Auditory issues can vary significantly, from a child who needs directions repeated, to a child who screams when s/he hears thunder. Often parents are told their child has a learning disability and is placed in Special Education classes, without ever understanding what Sensory Integration issues the child might have.

Does your child…

* have excessively strong reactions – or virtually none at all – to loud or unusual noises?
* not speak as well as other same-age children?
* seem to ignore you when you call his name although you know he can hear?
* have a significant history of ear infections?
* cover his ears frequently to block out sound – or for no apparent reason?
* seem uncomfortable or distracted in a group or busy room?
* react to sounds you don’t hear – or react to them long before you hear them?
* have an unusually high or low voice volume?
* often ask others to repeat what they have said?
* have trouble with phonics and learning to read?
*find labels in clothes “itchy?” hate the seams in socks? react to soft or slight touch?
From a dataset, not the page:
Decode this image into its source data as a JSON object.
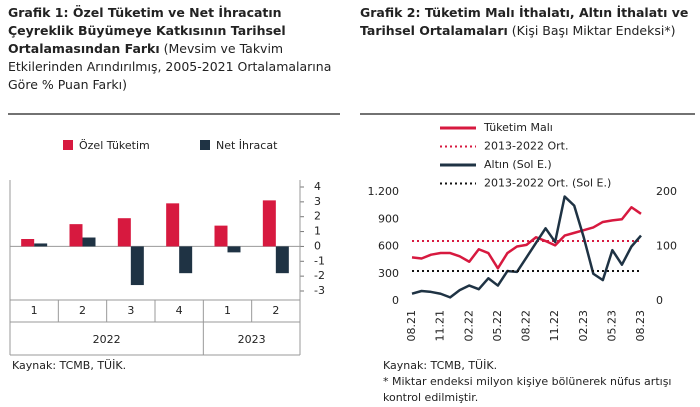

After assessing for Central Auditory Processing Disorder and Sensory Integration Dysfunction, Brain Ways uses an array of programs to help the child or adult develop his or her auditory skills. Brain Ways also writes a report for schools with Environmental Modifications such as classroom acoustics, placement, and seating, so that the child with CAPD or SID can have the least amount of auditory interference for optimum learning.